All modern x86s use caches with physical indexing/tagging, not virtual. (VIPT L1d caches are really PIPT with free translation of the index because it's taken from address bits that are part of the offset within a page.) And even if caches were virtual, invalidating TLB entries requires invaliding virtual caches but not the other way around.


According to IACA, clflush is only 2 uops on HSW-SKL, and 4 uops (including micro-fusion) on NHM-IVB. So it's not even micro-coded on Intel.

IACA doesn't model invlpg, but I assume it's more uops. (And it's privileged so it's not totally trivial to test.) It's remotely possible those extra uops on pre-HSW were for TLB invalidation.

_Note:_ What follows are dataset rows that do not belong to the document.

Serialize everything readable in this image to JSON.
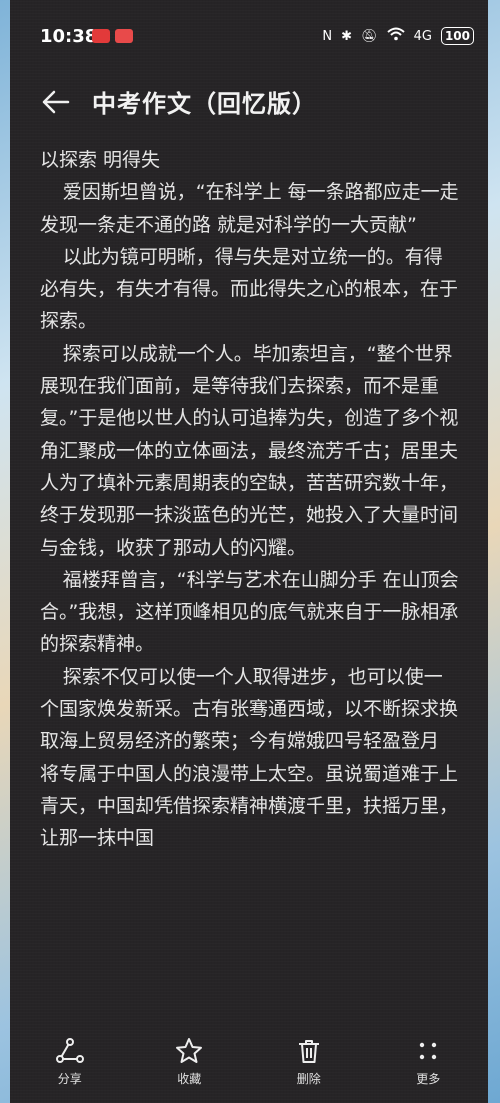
{
  "status": {
    "time": "10:38",
    "battery": "100",
    "network": "4G"
  },
  "header": {
    "title": "中考作文（回忆版）"
  },
  "article": {
    "paragraphs": [
      "以探索 明得失",
      "爱因斯坦曾说，“在科学上 每一条路都应走一走 发现一条走不通的路 就是对科学的一大贡献”",
      "以此为镜可明晰，得与失是对立统一的。有得必有失，有失才有得。而此得失之心的根本，在于探索。",
      "探索可以成就一个人。毕加索坦言，“整个世界展现在我们面前，是等待我们去探索，而不是重复。”于是他以世人的认可追捧为失，创造了多个视角汇聚成一体的立体画法，最终流芳千古；居里夫人为了填补元素周期表的空缺，苦苦研究数十年，终于发现那一抹淡蓝色的光芒，她投入了大量时间与金钱，收获了那动人的闪耀。",
      "福楼拜曾言，“科学与艺术在山脚分手 在山顶会合。”我想，这样顶峰相见的底气就来自于一脉相承的探索精神。",
      "探索不仅可以使一个人取得进步，也可以使一个国家焕发新采。古有张骞通西域，以不断探求换取海上贸易经济的繁荣；今有嫦娥四号轻盈登月 将专属于中国人的浪漫带上太空。虽说蜀道难于上青天，中国却凭借探索精神横渡千里，扶摇万里，让那一抹中国"
    ]
  },
  "toolbar": {
    "share": "分享",
    "favorite": "收藏",
    "delete": "删除",
    "more": "更多"
  }
}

I don't have any info on AMD.


The fact that invlpg is privileged is another reason to expect clflush not to be a superset of it. clflush is unprivileged. Presumably it's only for performance reasons that invlpg is restricted to ring 0 only.

But invlpg won't page-fault, so user-space could use it to invalidate kernel TLB entries, delaying real-time processes and interrupt handlers. (wbinvd is privileged for similar reasons: it's very slow and I think not interruptible.) clflush does fault on illegal addresses so it wouldn't open up that denial-of-service vulnerability. You could clflush the shared VDSO page, though.

Unless there's some reason why a CPU would want to expose invlpg in user-space (by baking it in to clflush), I really don't see why any vendor would do it.


With non-volatile DIMMs in the future of computing, it's even less likely that any future CPUs will make it super-slow to loop over a range of memory doing clflush. You'd expect most software using memory mapped NV storage to be using clflushopt, but I'd expect CPU vendors to make clflush as fast as possible, too.